Any one can help me?


----------



## Tumppi (Sep 26, 2005)

We use stronglight ct2 chainrings on our team bikes. No issues with them.


----------



## redondoaveb (Jan 16, 2011)

What about Praxis chainrings?


----------



## madonna (Dec 6, 2005)

Oh yes I was thinking about Praxis works chainring as they have a matching pairs with the LOOK ZED2 crank arms. But they don't come cheap about $200 USD include shipping.

Dura ace share the same technology as Praxis works or might be better in shifting. That is the reason why DA is on my list.


----------



## asv (Aug 13, 2010)

Praxis makes awesome rings, but just to be clear Look ZED2 rings are made by Praxis.


----------



## madonna (Dec 6, 2005)

Yes the newer version are made by Praxis using cold forging. But the older ones are made out of CNC which is the one I having it.


----------



## Praxis Works (Dec 21, 2011)

Hi guys... just wanted to be clear.
Last years ZED rings _(with Silver teeth)_ are not made by Praxis. Those are a prior manufacturer.

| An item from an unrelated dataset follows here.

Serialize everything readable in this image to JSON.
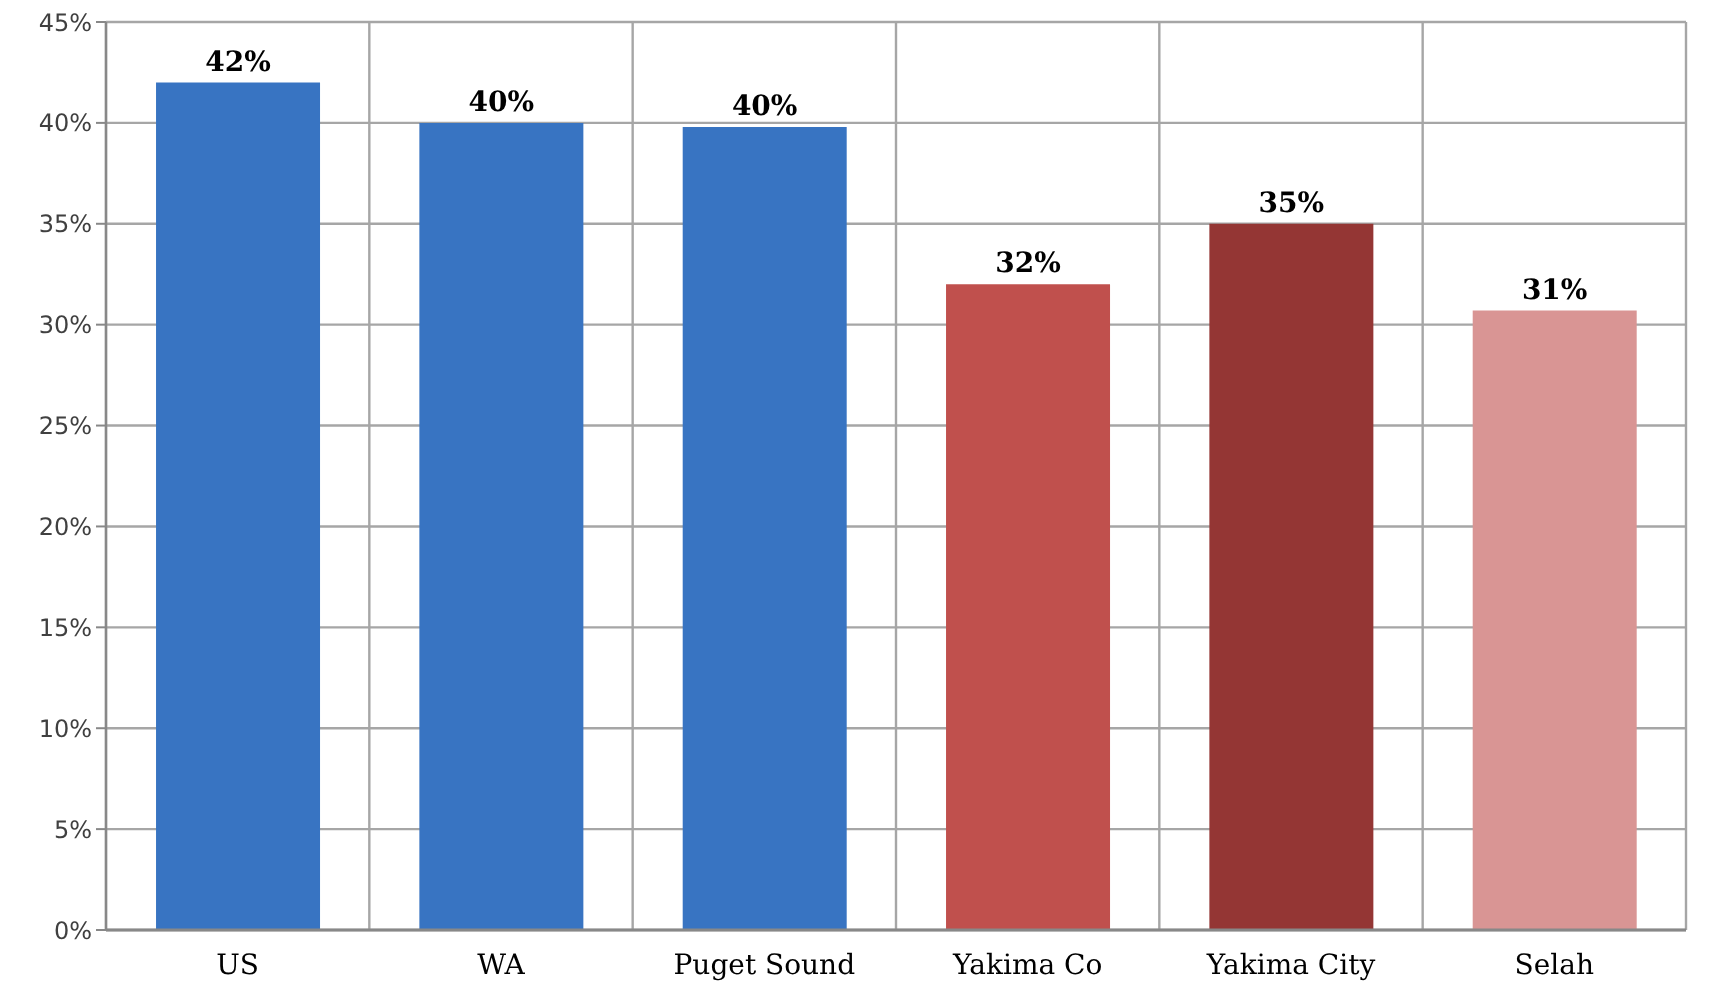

The *NEW* generation ZED 2 rings are forged by Praxis and have Hard Black Ano teeth....also the inside of the big ring is a small laser mark that says 'Praxis Works' 

Hope that helps!
[email protected]


----------



## madonna (Dec 6, 2005)

[email protected]@K must have figured out that their old chainrings are shitty in both durability and shifting. That's why we are seeing some pros using SRAM chainrings on 695.


----------



## JC1974 (May 29, 2012)

I just checked mine and they are indeed made by Praxis. I have had my 695 for only 2 months and too soon to notice any issues.


----------



## SealBeach (Dec 7, 2012)

I have the new generation rings for last month and no problems.


Praxis Works said:


> Hi guys... just wanted to be clear.
> Last years ZED rings _(with Silver teeth)_ are not made by Praxis. Those are a prior manufacturer.
> 
> The *NEW* generation ZED 2 rings are forged by Praxis and have Hard Black Ano teeth....also the inside of the big ring is a small laser mark that says 'Praxis Works'
> ...


----------